Donnybrook Writing Academy
- Website type: Music and the arts webzine
- Headquarters: Denver, Colorado, United States
- Owner: Erin Barnes
- Creator: Erin Barnes
- Website: www.godonnybrook.com
- Registration: No
- Launched: August 2007
- Current status: Inactive

= Donnybrook Writing Academy =

The Donnybrook Writing Academy was a collective of writers, musicians, and journalists writing under preposterous pen names under the guise that they're rich, notorious, and belligerent members of an upper class circa the 1920s.
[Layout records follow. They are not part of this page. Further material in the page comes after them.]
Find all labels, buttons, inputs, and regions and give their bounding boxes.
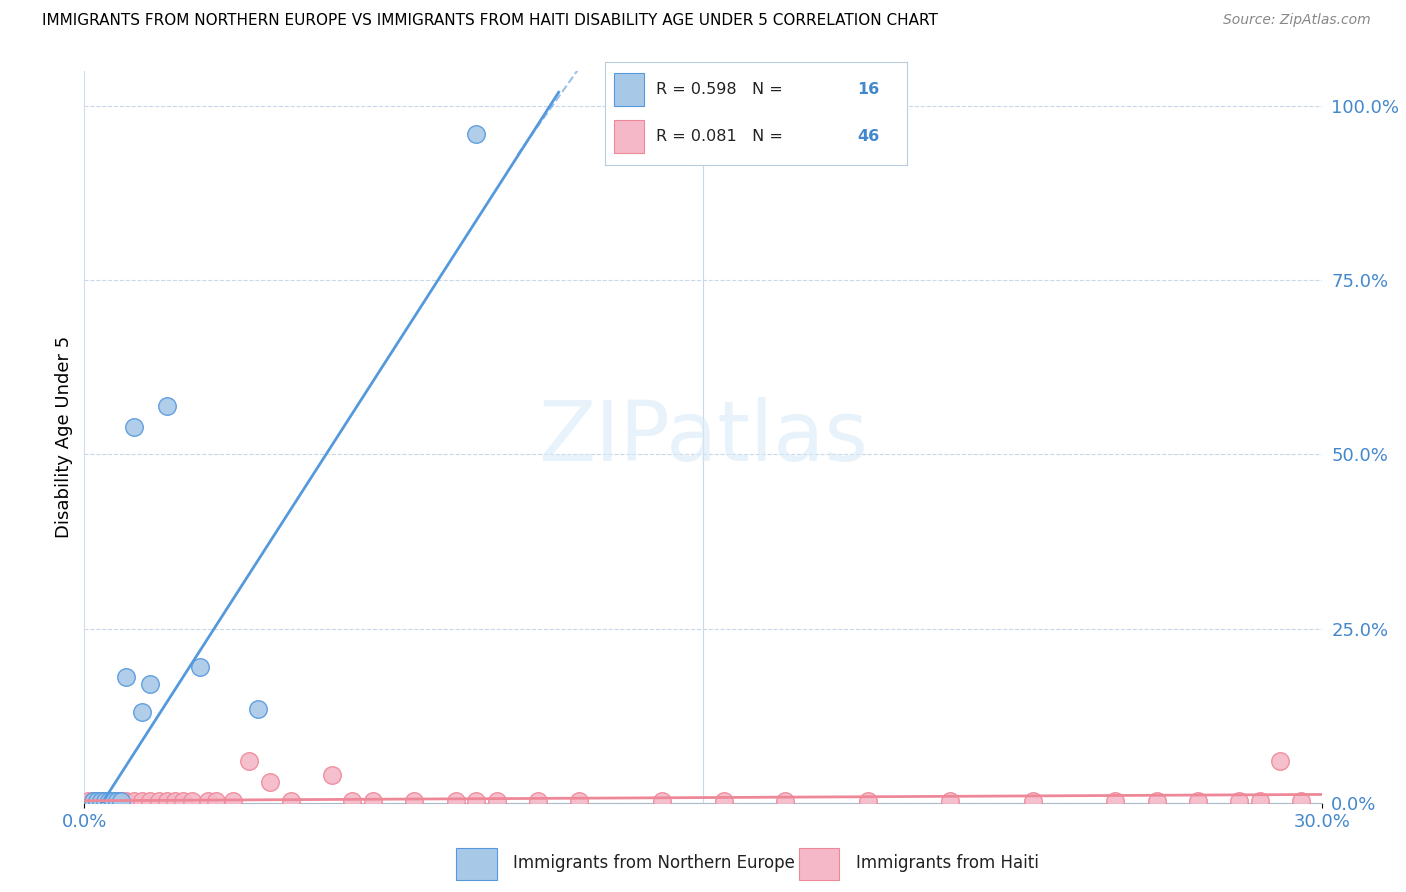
Point — [1289, 794, 1312, 808]
Point — [238, 754, 260, 768]
Point — [122, 794, 145, 808]
Point — [98, 794, 121, 808]
Point — [156, 399, 179, 413]
Point — [103, 794, 125, 808]
Point — [713, 794, 735, 808]
Point — [222, 794, 245, 808]
Point — [165, 794, 187, 808]
Point — [148, 794, 170, 808]
Point — [259, 775, 281, 789]
Point — [122, 419, 145, 434]
Point — [172, 794, 194, 808]
Point — [205, 794, 228, 808]
Text: 46: 46 — [858, 128, 879, 144]
Point — [86, 794, 108, 808]
Point — [1146, 794, 1168, 808]
Text: 16: 16 — [858, 81, 879, 96]
Point — [103, 794, 125, 808]
Point — [1227, 794, 1250, 808]
Point — [651, 794, 673, 808]
Bar — [613, 120, 644, 153]
Point — [444, 794, 467, 808]
Point — [131, 705, 153, 719]
Point — [321, 768, 343, 782]
Point — [856, 794, 879, 808]
Point — [1187, 794, 1209, 808]
Point — [1104, 794, 1126, 808]
Point — [527, 794, 550, 808]
Point — [465, 127, 488, 141]
Text: Source: ZipAtlas.com: Source: ZipAtlas.com — [1223, 13, 1371, 28]
Point — [114, 670, 136, 684]
Point — [110, 794, 132, 808]
Point — [86, 794, 108, 808]
Point — [77, 794, 100, 808]
Point — [280, 794, 302, 808]
Point — [361, 794, 384, 808]
Point — [342, 794, 364, 808]
Point — [1022, 794, 1045, 808]
Point — [465, 794, 488, 808]
Point — [568, 794, 591, 808]
Point — [775, 794, 797, 808]
Point — [939, 794, 962, 808]
Point — [188, 660, 211, 674]
Bar — [456, 848, 496, 880]
Point — [139, 677, 162, 691]
Point — [82, 794, 104, 808]
Y-axis label: Disability Age Under 5: Disability Age Under 5 — [55, 336, 73, 538]
Point — [180, 794, 202, 808]
Point — [110, 794, 132, 808]
Text: IMMIGRANTS FROM NORTHERN EUROPE VS IMMIGRANTS FROM HAITI DISABILITY AGE UNDER 5 : IMMIGRANTS FROM NORTHERN EUROPE VS IMMIG… — [42, 13, 938, 29]
Text: R = 0.081   N =: R = 0.081 N = — [657, 128, 787, 144]
Point — [1270, 754, 1292, 768]
Point — [1249, 794, 1271, 808]
Point — [98, 794, 121, 808]
Point — [246, 702, 269, 716]
Text: ZIPatlas: ZIPatlas — [538, 397, 868, 477]
Point — [404, 794, 426, 808]
Point — [485, 794, 508, 808]
Point — [105, 794, 128, 808]
Point — [90, 794, 112, 808]
Text: R = 0.598   N =: R = 0.598 N = — [657, 81, 787, 96]
Point — [156, 794, 179, 808]
Point — [131, 794, 153, 808]
Point — [114, 794, 136, 808]
Point — [90, 794, 112, 808]
Point — [139, 794, 162, 808]
Point — [197, 794, 219, 808]
Point — [82, 794, 104, 808]
Text: Immigrants from Northern Europe: Immigrants from Northern Europe — [513, 854, 794, 872]
Point — [105, 794, 128, 808]
Bar — [613, 73, 644, 105]
Text: Immigrants from Haiti: Immigrants from Haiti — [856, 854, 1039, 872]
Point — [94, 794, 117, 808]
Point — [94, 794, 117, 808]
Bar — [799, 848, 839, 880]
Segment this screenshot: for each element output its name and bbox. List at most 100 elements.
Formerly called Elitist Hipster Snob, the collective and subsequent Internet publication was founded under a new name in August 2007 and redesigned in March 2008. Beyond publishing an Internet publication, www.GoDonnybrook.com, the group threw decadent parties and was known for their tennis and Ivy League-inspired photo shoots.

==Description==
There were roughly 20 writers, photographers, and artists in the collective, including integral members Danny and Nina of the Internet art project in which over 1 million people voted on what city the couple might move based on their interests. Other founding members include Cliffton Thompson (a.k.a. Guido Sarducci IV), Annie Cohen (a.k.a. Ivyy Goldberg, esq.), Nathan Warren (a.k.a. Colonel Hector Bravado, Christopher Gilmore (a.k.a. Fritz Godard), Corey Spangler (a.k.a. Hiram O'Cicero McKnoxt), and Patrick Kelly (a.k.a. Benjamin "Benny" St. Maur). In 2011 Vanessa Berben (a.k.a. Alistair Blake Arabella) joined the team and would later become Managing Editor. Erin Barnes (a.k.a. Angora Holly Polo) is founder and Editor-in-Chief.

==Features==
The Donnybrook Writing Academy featured a variety of previews, reviews, podcasts, and interviews on the categories of music, film, photography, politics, video games, sex, and society. "On the Record" was a daily-updated record review column; "Soundcheck" was a local concert calendar and podcast; "Ask Alistair" was a snob's approach to the classic advice column; and the "Snobcast" was a podcast created by elitists. Other columns included "Bartender Blogs," "A Night Out With," "the Problem of Leisure," "Thematically Speaking," and "Handjob and a Reuben."

==Content and Style==
Donnybrook's mission, to create "a society for cultural advancement," also drew heavily on indie and local Denver music scenes for content and inspiration. Stylistically, the site was a satire of classic writings that describe upper-crust society - from Fitzgerald to Jane Austen to the French salon culture - and since it was made up of somewhat young and destitute artists, writers, and musicians, it could be considered an ironic comment on the socioeconomic status of artists in contemporary American society. In that vein, the group was known for throwing such parties as "The Fundraiser for the Rich" to "replace Donnybrook's pool filter." in venues that are notoriously divey, such as the Larimer Lounge. Donnybrook paradoxically embraced and poked fun at elitism, as a phenomenon that is relevant in today's culture - where too much access to art, music, and the means to create it has created a backlash of cultural policing.